ヴィレイサーの言葉を聞いたなのはは驚いた。

(何で私達と戦っていたって言わないの?)


[そうか・・・。
 それじゃあ、要件を済ませたら急いでレーベに来てくれ。
 創世主軍がが宣戦布告してきた。]

「なんだと!?
 わかった、すぐに向かう。」

ヴィレイサーは通信を終え、なのは達を、否なのはを一瞥して去った。


「ヴィレくん・・・。」


「まずいな。
 『父さん達』に挨拶をしていく予定だったんだけど。」

[手紙を打ち出しておきます。]

「頼む。」

(『姉さん』と『隊長』、まだ消息がつかめてないんだよな。
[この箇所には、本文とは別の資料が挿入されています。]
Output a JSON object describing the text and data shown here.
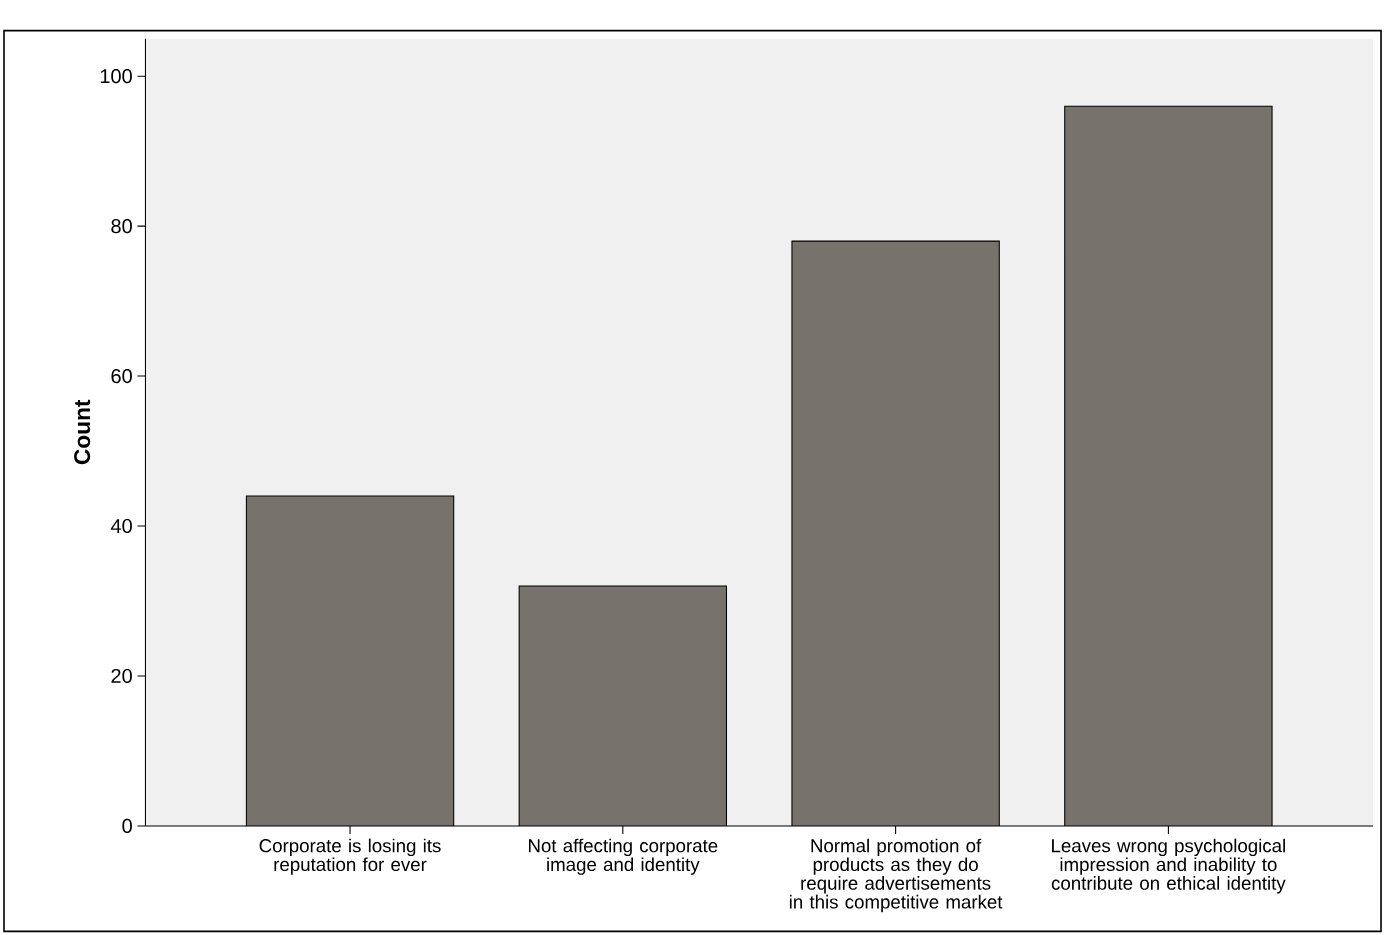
{
  "chart_data": {
    "type": "bar",
    "ylabel": "Count",
    "categories": [
      "Corporate is losing its reputation for ever",
      "Not affecting corporate image and identity",
      "Normal promotion of products as they do require advertisements in this competitive market",
      "Leaves wrong psychological impression and inability to contribute on ethical identity"
    ],
    "values": [
      44,
      32,
      78,
      96
    ],
    "color": "#77726c",
    "ylim": [
      0,
      105
    ],
    "yticks": [
      0,
      20,
      40,
      60,
      80,
      100
    ],
    "grid": false
  }
}
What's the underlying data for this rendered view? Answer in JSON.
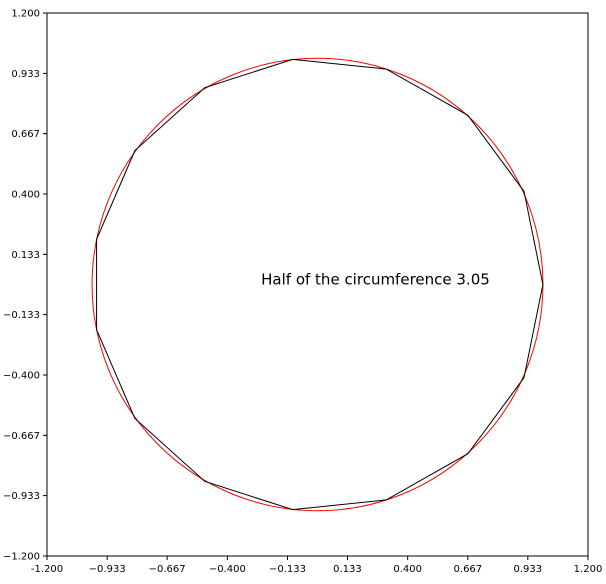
{
  "chart_data": {
    "type": "line",
    "title": "",
    "xlabel": "",
    "ylabel": "",
    "xlim": [
      -1.2,
      1.2
    ],
    "ylim": [
      -1.2,
      1.2
    ],
    "grid": false,
    "x_ticks": [
      "-1.200",
      "−0.933",
      "−0.667",
      "−0.400",
      "−0.133",
      "0.133",
      "0.400",
      "0.667",
      "0.933",
      "1.200"
    ],
    "y_ticks": [
      "1.200",
      "0.933",
      "0.667",
      "0.400",
      "0.133",
      "−0.133",
      "−0.400",
      "−0.667",
      "−0.933",
      "−1.200"
    ],
    "tick_values": [
      -1.2,
      -0.933,
      -0.667,
      -0.4,
      -0.133,
      0.133,
      0.4,
      0.667,
      0.933,
      1.2
    ],
    "annotation": {
      "text": "Half of the circumference 3.05",
      "x": -0.25,
      "y": 0.02
    },
    "series": [
      {
        "kind": "circle",
        "color": "#ff0000",
        "center": [
          0.0,
          0.0
        ],
        "radius": 1.0
      },
      {
        "kind": "polygon",
        "color": "#000000",
        "points": [
          [
            1.0,
            0.0
          ],
          [
            0.916,
            0.412
          ],
          [
            0.667,
            0.748
          ],
          [
            0.305,
            0.952
          ],
          [
            -0.11,
            0.995
          ],
          [
            -0.5,
            0.87
          ],
          [
            -0.81,
            0.592
          ],
          [
            -0.98,
            0.2
          ],
          [
            -0.98,
            -0.2
          ],
          [
            -0.81,
            -0.592
          ],
          [
            -0.5,
            -0.87
          ],
          [
            -0.11,
            -0.995
          ],
          [
            0.305,
            -0.952
          ],
          [
            0.667,
            -0.748
          ],
          [
            0.916,
            -0.412
          ]
        ]
      }
    ]
  }
}
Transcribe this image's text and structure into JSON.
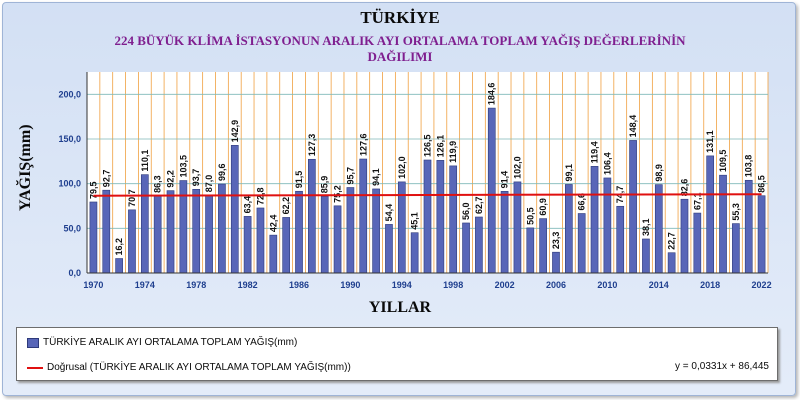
{
  "titles": {
    "main": "TÜRKİYE",
    "line2": "224 BÜYÜK KLİMA İSTASYONUN ARALIK  AYI  ORTALAMA TOPLAM  YAĞIŞ DEĞERLERİNİN",
    "line3": "DAĞILIMI"
  },
  "legend": {
    "bar_label": "TÜRKİYE ARALIK AYI ORTALAMA TOPLAM YAĞIŞ(mm)",
    "line_label": "Doğrusal (TÜRKİYE ARALIK AYI ORTALAMA TOPLAM YAĞIŞ(mm))",
    "equation": "y = 0,0331x + 86,445"
  },
  "chart_data": {
    "type": "bar",
    "xlabel": "YILLAR",
    "ylabel": "YAĞIŞ(mm)",
    "ylim": [
      0,
      225
    ],
    "y_ticks": [
      "0,0",
      "50,0",
      "100,0",
      "150,0",
      "200,0"
    ],
    "x_ticks": [
      "1970",
      "1974",
      "1978",
      "1982",
      "1986",
      "1990",
      "1994",
      "1998",
      "2002",
      "2006",
      "2010",
      "2014",
      "2018",
      "2022"
    ],
    "grid": true,
    "legend_position": "bottom",
    "categories": [
      "1970",
      "1971",
      "1972",
      "1973",
      "1974",
      "1975",
      "1976",
      "1977",
      "1978",
      "1979",
      "1980",
      "1981",
      "1982",
      "1983",
      "1984",
      "1985",
      "1986",
      "1987",
      "1988",
      "1989",
      "1990",
      "1991",
      "1992",
      "1993",
      "1994",
      "1995",
      "1996",
      "1997",
      "1998",
      "1999",
      "2000",
      "2001",
      "2002",
      "2003",
      "2004",
      "2005",
      "2006",
      "2007",
      "2008",
      "2009",
      "2010",
      "2011",
      "2012",
      "2013",
      "2014",
      "2015",
      "2016",
      "2017",
      "2018",
      "2019",
      "2020",
      "2021",
      "2022"
    ],
    "values": [
      79.5,
      92.7,
      16.2,
      70.7,
      110.1,
      86.3,
      92.2,
      103.5,
      93.7,
      87.0,
      99.6,
      142.9,
      63.4,
      72.8,
      42.4,
      62.2,
      91.5,
      127.3,
      85.9,
      75.2,
      95.7,
      127.6,
      94.1,
      54.4,
      102.0,
      45.1,
      126.5,
      126.1,
      119.9,
      56.0,
      62.7,
      184.6,
      91.4,
      102.0,
      50.5,
      60.9,
      23.3,
      99.1,
      66.6,
      119.4,
      106.4,
      74.7,
      148.4,
      38.1,
      98.9,
      22.7,
      82.6,
      67.1,
      131.1,
      109.5,
      55.3,
      103.8,
      86.5
    ],
    "value_labels": [
      "79,5",
      "92,7",
      "16,2",
      "70,7",
      "110,1",
      "86,3",
      "92,2",
      "103,5",
      "93,7",
      "87,0",
      "99,6",
      "142,9",
      "63,4",
      "72,8",
      "42,4",
      "62,2",
      "91,5",
      "127,3",
      "85,9",
      "75,2",
      "95,7",
      "127,6",
      "94,1",
      "54,4",
      "102,0",
      "45,1",
      "126,5",
      "126,1",
      "119,9",
      "56,0",
      "62,7",
      "184,6",
      "91,4",
      "102,0",
      "50,5",
      "60,9",
      "23,3",
      "99,1",
      "66,6",
      "119,4",
      "106,4",
      "74,7",
      "148,4",
      "38,1",
      "98,9",
      "22,7",
      "82,6",
      "67,1",
      "131,1",
      "109,5",
      "55,3",
      "103,8",
      "86,5"
    ],
    "trendline": {
      "slope": 0.0331,
      "intercept": 86.445
    },
    "colors": {
      "bar": "#5866b8",
      "bar_edge": "#2e3a7a",
      "trend": "#e01010",
      "vgrid": "#f0a040",
      "hgrid": "#7fb8b8",
      "plot_bg": "#ffffff",
      "tick_text": "#1f3f8f",
      "value_text": "#111111"
    }
  }
}
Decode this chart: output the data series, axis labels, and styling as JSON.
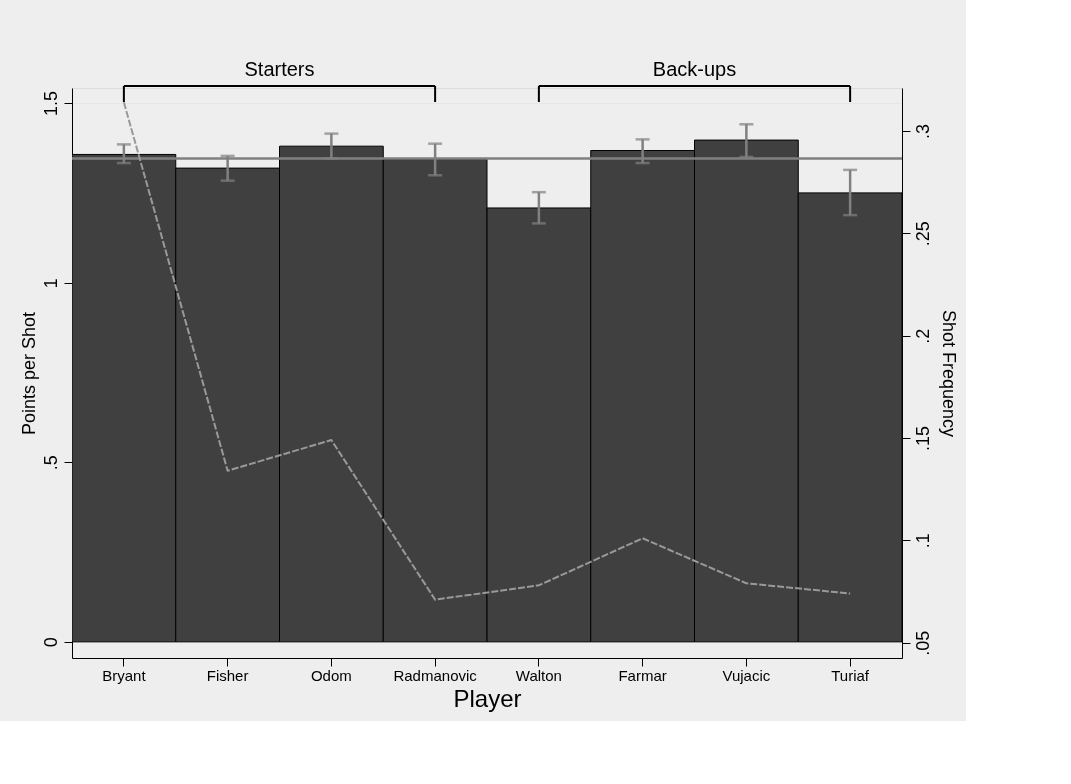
{
  "chart_data": {
    "type": "bar",
    "xlabel": "Player",
    "ylabel": "Points per Shot",
    "y2label": "Shot Frequency",
    "categories": [
      "Bryant",
      "Fisher",
      "Odom",
      "Radmanovic",
      "Walton",
      "Farmar",
      "Vujacic",
      "Turiaf"
    ],
    "series": [
      {
        "type": "bar",
        "color": "#404040",
        "values": [
          1.357,
          1.319,
          1.38,
          1.344,
          1.208,
          1.368,
          1.397,
          1.25
        ],
        "errors": [
          [
            1.333,
            1.385
          ],
          [
            1.284,
            1.353
          ],
          [
            1.346,
            1.415
          ],
          [
            1.299,
            1.387
          ],
          [
            1.165,
            1.252
          ],
          [
            1.333,
            1.399
          ],
          [
            1.35,
            1.441
          ],
          [
            1.188,
            1.314
          ]
        ]
      },
      {
        "type": "line",
        "axis": "y2",
        "color": "#999999",
        "line_style": "dashed",
        "marker": "none",
        "values": [
          0.314,
          0.134,
          0.149,
          0.071,
          0.078,
          0.101,
          0.079,
          0.074
        ]
      }
    ],
    "ylim": [
      -0.045,
      1.542
    ],
    "yticks": [
      0,
      {
        "value": 0.5,
        "label": ".5"
      },
      1,
      1.5
    ],
    "y2lim": [
      0.0425,
      0.321
    ],
    "y2ticks": [
      {
        "value": 0.05,
        "label": ".05"
      },
      {
        "value": 0.1,
        "label": ".1"
      },
      {
        "value": 0.15,
        "label": ".15"
      },
      {
        "value": 0.2,
        "label": ".2"
      },
      {
        "value": 0.25,
        "label": ".25"
      },
      {
        "value": 0.3,
        "label": ".3"
      }
    ],
    "ref_lines": [
      {
        "axis": "y",
        "value": 1.346,
        "color": "#808080"
      }
    ],
    "annotations": [
      "Starters",
      "Back-ups"
    ],
    "grid": "y"
  }
}
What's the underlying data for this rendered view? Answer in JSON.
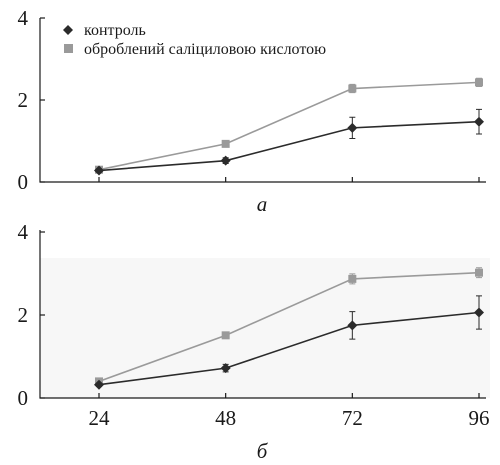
{
  "chart_data": [
    {
      "type": "line",
      "panel_label": "а",
      "x": [
        24,
        48,
        72,
        96
      ],
      "ylim": [
        0,
        4
      ],
      "yticks": [
        "0",
        "2",
        "4"
      ],
      "show_x_tick_labels": false,
      "legend": "top-left",
      "series": [
        {
          "name": "контроль",
          "color": "#2b2b2b",
          "marker": "diamond",
          "values": [
            0.28,
            0.52,
            1.32,
            1.47
          ],
          "errors": [
            0.04,
            0.07,
            0.26,
            0.3
          ]
        },
        {
          "name": "оброблений саліциловою кислотою",
          "color": "#9a9a9a",
          "marker": "square",
          "values": [
            0.3,
            0.93,
            2.28,
            2.43
          ],
          "errors": [
            0.04,
            0.05,
            0.1,
            0.1
          ]
        }
      ]
    },
    {
      "type": "line",
      "panel_label": "б",
      "x": [
        24,
        48,
        72,
        96
      ],
      "xticks": [
        "24",
        "48",
        "72",
        "96"
      ],
      "ylim": [
        0,
        4
      ],
      "yticks": [
        "0",
        "2",
        "4"
      ],
      "show_x_tick_labels": true,
      "series": [
        {
          "color": "#2b2b2b",
          "marker": "diamond",
          "values": [
            0.32,
            0.72,
            1.75,
            2.06
          ],
          "errors": [
            0.04,
            0.09,
            0.33,
            0.4
          ]
        },
        {
          "color": "#9a9a9a",
          "marker": "square",
          "values": [
            0.4,
            1.51,
            2.87,
            3.02
          ],
          "errors": [
            0.04,
            0.05,
            0.12,
            0.12
          ]
        }
      ]
    }
  ]
}
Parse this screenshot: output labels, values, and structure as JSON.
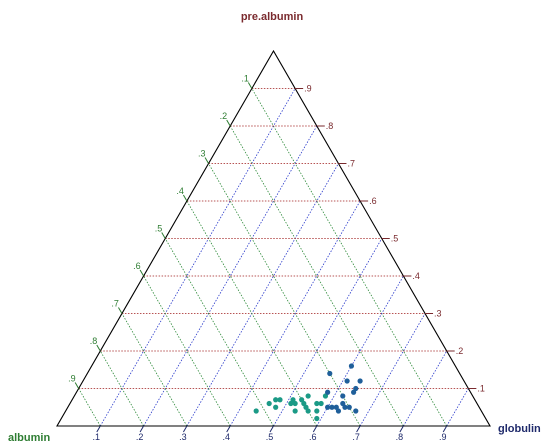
{
  "chart_data": {
    "type": "scatter",
    "subtype": "ternary",
    "title": "",
    "axis_labels": {
      "top": "pre.albumin",
      "left": "albumin",
      "right": "globulin"
    },
    "colors": {
      "top_axis": "#7a2a2e",
      "left_axis": "#2e7d32",
      "right_axis": "#1f2a6b",
      "grid_top": "#a01c1c",
      "grid_left": "#2e8b3a",
      "grid_right": "#2a3acb",
      "point_teal": "#1b9a86",
      "point_blue": "#1f5f9a"
    },
    "grid": true,
    "ticks": {
      "top": [
        ".1",
        ".2",
        ".3",
        ".4",
        ".5",
        ".6",
        ".7",
        ".8",
        ".9"
      ],
      "left": [
        ".1",
        ".2",
        ".3",
        ".4",
        ".5",
        ".6",
        ".7",
        ".8",
        ".9"
      ],
      "right": [
        ".1",
        ".2",
        ".3",
        ".4",
        ".5",
        ".6",
        ".7",
        ".8",
        ".9"
      ]
    },
    "x_label": "globulin",
    "y_label": "pre.albumin",
    "points": [
      {
        "albumin": 0.52,
        "globulin": 0.44,
        "pre_albumin": 0.04,
        "color": "point_teal"
      },
      {
        "albumin": 0.48,
        "globulin": 0.46,
        "pre_albumin": 0.06,
        "color": "point_teal"
      },
      {
        "albumin": 0.47,
        "globulin": 0.48,
        "pre_albumin": 0.05,
        "color": "point_teal"
      },
      {
        "albumin": 0.46,
        "globulin": 0.47,
        "pre_albumin": 0.07,
        "color": "point_teal"
      },
      {
        "albumin": 0.45,
        "globulin": 0.48,
        "pre_albumin": 0.07,
        "color": "point_teal"
      },
      {
        "albumin": 0.42,
        "globulin": 0.51,
        "pre_albumin": 0.07,
        "color": "point_teal"
      },
      {
        "albumin": 0.43,
        "globulin": 0.51,
        "pre_albumin": 0.06,
        "color": "point_teal"
      },
      {
        "albumin": 0.43,
        "globulin": 0.53,
        "pre_albumin": 0.04,
        "color": "point_teal"
      },
      {
        "albumin": 0.42,
        "globulin": 0.52,
        "pre_albumin": 0.06,
        "color": "point_teal"
      },
      {
        "albumin": 0.4,
        "globulin": 0.53,
        "pre_albumin": 0.07,
        "color": "point_teal"
      },
      {
        "albumin": 0.4,
        "globulin": 0.55,
        "pre_albumin": 0.05,
        "color": "point_teal"
      },
      {
        "albumin": 0.4,
        "globulin": 0.54,
        "pre_albumin": 0.06,
        "color": "point_teal"
      },
      {
        "albumin": 0.38,
        "globulin": 0.54,
        "pre_albumin": 0.08,
        "color": "point_teal"
      },
      {
        "albumin": 0.4,
        "globulin": 0.56,
        "pre_albumin": 0.04,
        "color": "point_teal"
      },
      {
        "albumin": 0.38,
        "globulin": 0.58,
        "pre_albumin": 0.04,
        "color": "point_teal"
      },
      {
        "albumin": 0.37,
        "globulin": 0.57,
        "pre_albumin": 0.06,
        "color": "point_teal"
      },
      {
        "albumin": 0.39,
        "globulin": 0.59,
        "pre_albumin": 0.02,
        "color": "point_teal"
      },
      {
        "albumin": 0.36,
        "globulin": 0.58,
        "pre_albumin": 0.06,
        "color": "point_teal"
      },
      {
        "albumin": 0.34,
        "globulin": 0.58,
        "pre_albumin": 0.08,
        "color": "point_teal"
      },
      {
        "albumin": 0.33,
        "globulin": 0.58,
        "pre_albumin": 0.09,
        "color": "point_blue"
      },
      {
        "albumin": 0.35,
        "globulin": 0.6,
        "pre_albumin": 0.05,
        "color": "point_blue"
      },
      {
        "albumin": 0.34,
        "globulin": 0.61,
        "pre_albumin": 0.05,
        "color": "point_blue"
      },
      {
        "albumin": 0.33,
        "globulin": 0.62,
        "pre_albumin": 0.05,
        "color": "point_blue"
      },
      {
        "albumin": 0.33,
        "globulin": 0.63,
        "pre_albumin": 0.04,
        "color": "point_blue"
      },
      {
        "albumin": 0.31,
        "globulin": 0.63,
        "pre_albumin": 0.06,
        "color": "point_blue"
      },
      {
        "albumin": 0.31,
        "globulin": 0.64,
        "pre_albumin": 0.05,
        "color": "point_blue"
      },
      {
        "albumin": 0.3,
        "globulin": 0.62,
        "pre_albumin": 0.08,
        "color": "point_blue"
      },
      {
        "albumin": 0.3,
        "globulin": 0.65,
        "pre_albumin": 0.05,
        "color": "point_blue"
      },
      {
        "albumin": 0.29,
        "globulin": 0.67,
        "pre_albumin": 0.04,
        "color": "point_blue"
      },
      {
        "albumin": 0.27,
        "globulin": 0.64,
        "pre_albumin": 0.09,
        "color": "point_blue"
      },
      {
        "albumin": 0.27,
        "globulin": 0.61,
        "pre_albumin": 0.12,
        "color": "point_blue"
      },
      {
        "albumin": 0.26,
        "globulin": 0.64,
        "pre_albumin": 0.1,
        "color": "point_blue"
      },
      {
        "albumin": 0.3,
        "globulin": 0.56,
        "pre_albumin": 0.14,
        "color": "point_blue"
      },
      {
        "albumin": 0.24,
        "globulin": 0.64,
        "pre_albumin": 0.12,
        "color": "point_blue"
      },
      {
        "albumin": 0.24,
        "globulin": 0.6,
        "pre_albumin": 0.16,
        "color": "point_blue"
      }
    ]
  }
}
)


「手酷くやられたな。」

シグナムがヴィータを起こしながら言う。


「無茶苦茶じゃねぇかよ。
 さすがにここまでとは思ってなかった。」

「しかし、奴と通信していた男の情報では、
 レーベが創世主軍に宣戦布告をされたみたいだな 確認を取ってみる。」

クロノが手早く通信する。


「バリアジャケット、結構ボロボロになっちゃったね。」

「最後の術はキツかったわー。」

「急いで療養しましょう!」

「そうだね。 1度戻ろうか。」

全員疲れていたが、それでも、普段から行っている模擬戦の方がもっと辛い。

今回の戦闘では、大きなダメージは最後の術によるものだけなので、回復も速いだろう。


「到着。」

ヴィレイサーは降りたった所で膠着せず、目的の墓石に足を運んだ。


「ただいま、母さん・・・。」

彼が静かに見つめる墓石に刻まれた名は、『クイント・ナカジマ』だった。

「『ゼスト隊長』と『メガーヌ姉さん』は、やっぱり来てないな。」

[そのようですね。]

「さて、手紙はここでいいよな。 『スバル達』なら気付くだろ。」

今日はヴィレイサーの母、クイントの命日だった。

自分をあの忌々しい『研究所』から助けだしてくれた母、姉、そして隊長。

名を冠してもらった後、彼らの部隊に所属するが、
戦闘機人事件の時は部隊から外され、後悔ばかりしていた。

母のクイントは殉職。 メガーヌとゼストは遺体すら戻って来なかった。


(そういえば、姉さんの娘さんも行方不明なんだよな。
 必ず探し出さないと。)

「じゃあ、行ってきます。
 母さん。」

ヴィレイサーは踵を返し、レーベへと向かった。